Ella and Topaz shine at the IV International Humulus Symposium
A collective of brewers is a feast. A group of scientists, a sample or a force (although much debated). But a community of hop scientists?
The International Society of Horticultural Science neatly skirted the issue, titling their biennial gathering of entomologists, brewing researchers, biotechnologists and more, the IV International Humulus Symposium.
Held in August, in the USA’s hop growing heartland of Yakima, our Hop Breeder, Dr. Simon Whittock attended, presenting a paper. Naturally he also put our girls up for assessment on the world hop sampling stage.
First, the sampling
We were delighted to see our girls picked out among an international selection by the symposiums participants– a particularly proud parent moment for Simon.
In amongst 26 varieties from Germany, USA, New Zealand, South Africa, Slovenia, Czech Republic, and Norway, our Ella came out on top with the highest score for ‘overall liking’, with Topaz and our Victorian experimental variety (the only other samples named) both ranking in the top 8.
Interestingly Ella’s characteristics in beer, were picked up in the raw hop assement. See below a chart (editable excel version here or pdf here) showing the simple feedback on the organoleptic characters observed thanks to Victor at Haas.
But it wasn’t all rub and sniff tests – the focus of the symposium is hard science.
The rise of craft beer has seen a resurgence of interest in the biological processes and chemistry that underlie the experience of hop in beer. There are good presentations of this kind of work at the various IBD, EBC, ASBC, and WBC conventions.
However, there is a significant amount of hop science that goes into breeding, propagating, growing, harvesting and processing hops.
Highlights from the keynote addresses were Florence Negre-Zakarov’s (UC Davis) insight into flavour development during ripening in fruit crops and Martin Steinhaus’s (German Research Centre for Food Chemistry, Leibniz Institut) description of distinction between the many volatile compounds, and few aroma active compounds.
Thanks to the evolution of analytical technology that has underpinned development of the hop community’s understanding of the chemical drivers of hop flavour in beer, the next wave of research will focus on understanding the biology and chemistry of hop quality.
Significantly, hop genomic research was also presented that moves the community closer to a working genome sequence, and continues to elucidate some of the quirks contained within the hop genetics.
The continued release of novel hop varieties with uniquely identifiable organoleptic characters is evidence that the ﬂavour potential of hops has not been fully explored. Similarly, the genetic basis of hop organoleptic chemistry is relatively poorly understood.

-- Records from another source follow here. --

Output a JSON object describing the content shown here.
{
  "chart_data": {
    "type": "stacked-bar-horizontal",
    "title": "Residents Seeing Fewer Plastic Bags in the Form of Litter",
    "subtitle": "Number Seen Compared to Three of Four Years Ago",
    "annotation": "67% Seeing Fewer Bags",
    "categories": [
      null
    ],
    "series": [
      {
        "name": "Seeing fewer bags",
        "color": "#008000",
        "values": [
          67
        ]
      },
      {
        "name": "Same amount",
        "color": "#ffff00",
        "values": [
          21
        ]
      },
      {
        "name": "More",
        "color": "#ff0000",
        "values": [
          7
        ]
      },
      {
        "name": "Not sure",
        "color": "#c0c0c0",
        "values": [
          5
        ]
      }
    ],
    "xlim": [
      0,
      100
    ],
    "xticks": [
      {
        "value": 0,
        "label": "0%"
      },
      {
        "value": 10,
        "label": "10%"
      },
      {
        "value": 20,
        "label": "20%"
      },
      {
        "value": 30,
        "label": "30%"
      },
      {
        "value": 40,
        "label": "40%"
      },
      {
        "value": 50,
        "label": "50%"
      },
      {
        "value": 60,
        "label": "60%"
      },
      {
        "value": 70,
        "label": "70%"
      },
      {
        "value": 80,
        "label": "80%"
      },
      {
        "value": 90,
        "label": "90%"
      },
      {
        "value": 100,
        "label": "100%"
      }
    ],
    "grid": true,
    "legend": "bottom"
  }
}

Simon presented a paper describing our collaborative research attempting to link the chemistry of flavour active compounds to organoleptic characterisation, and to molecular markers.
In layman’s terms, that’s research into discovering genetic flavour markers and linking the markers to what you smell and taste in beer.
Why is that important?
Hopefully, when the genetic markers and links are understood, we can then breed toward desired flavour outcomes.

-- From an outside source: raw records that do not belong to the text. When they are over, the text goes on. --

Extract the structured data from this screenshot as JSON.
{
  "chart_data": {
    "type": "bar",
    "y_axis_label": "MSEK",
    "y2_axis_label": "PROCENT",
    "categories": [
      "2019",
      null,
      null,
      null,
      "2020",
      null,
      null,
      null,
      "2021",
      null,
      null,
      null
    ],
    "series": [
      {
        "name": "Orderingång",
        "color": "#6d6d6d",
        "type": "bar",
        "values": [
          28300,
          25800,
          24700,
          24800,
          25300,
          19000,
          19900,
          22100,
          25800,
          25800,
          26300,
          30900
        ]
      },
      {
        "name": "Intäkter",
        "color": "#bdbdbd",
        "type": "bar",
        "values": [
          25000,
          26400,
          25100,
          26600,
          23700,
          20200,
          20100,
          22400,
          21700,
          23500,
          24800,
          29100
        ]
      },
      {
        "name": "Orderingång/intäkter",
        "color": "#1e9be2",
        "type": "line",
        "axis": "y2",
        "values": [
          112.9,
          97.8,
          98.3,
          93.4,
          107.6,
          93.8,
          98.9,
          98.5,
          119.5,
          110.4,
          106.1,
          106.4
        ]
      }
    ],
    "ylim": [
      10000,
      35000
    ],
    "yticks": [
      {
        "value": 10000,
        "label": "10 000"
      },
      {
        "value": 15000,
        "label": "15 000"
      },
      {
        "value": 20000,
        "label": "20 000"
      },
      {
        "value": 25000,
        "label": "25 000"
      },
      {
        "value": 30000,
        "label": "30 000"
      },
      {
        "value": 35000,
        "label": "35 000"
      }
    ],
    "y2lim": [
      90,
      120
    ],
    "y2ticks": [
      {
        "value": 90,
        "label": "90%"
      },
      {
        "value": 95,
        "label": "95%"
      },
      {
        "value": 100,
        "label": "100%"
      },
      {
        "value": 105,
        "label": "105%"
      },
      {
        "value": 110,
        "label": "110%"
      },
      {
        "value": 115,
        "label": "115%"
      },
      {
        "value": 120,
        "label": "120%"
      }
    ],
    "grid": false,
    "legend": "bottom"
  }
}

In collaboration with the University of Tasmania, a mapping cross containing 166 genotypes (and the male and female parental genotypes) has been established into two replicated field trials in Tasmania and Victoria, separated by ~5° latitude.
To date two years of data on survival, plant structure, flowering, sexual phenotype, yield, and hop acid chemistry data on male and female plants has been collected. This data allows analysis of genetic variation and genotype between the two sites.
However, the ultimate aim for the study is to obtain an extended chemical phenotype, including headspace solid phase micro extraction (SPME) of hop flavour volatiles, polyphenols, glycosides, laboratory scale beer volatile SPME profiles, and integrate this with organoleptic data.
Successful completion of this hop flavoromics study will allow the identification of quantitative trait loci (QTL) in hop directly associated with beer organoleptic traits.
Full conference proceedings will be available through ISHS, to be published early in 2016.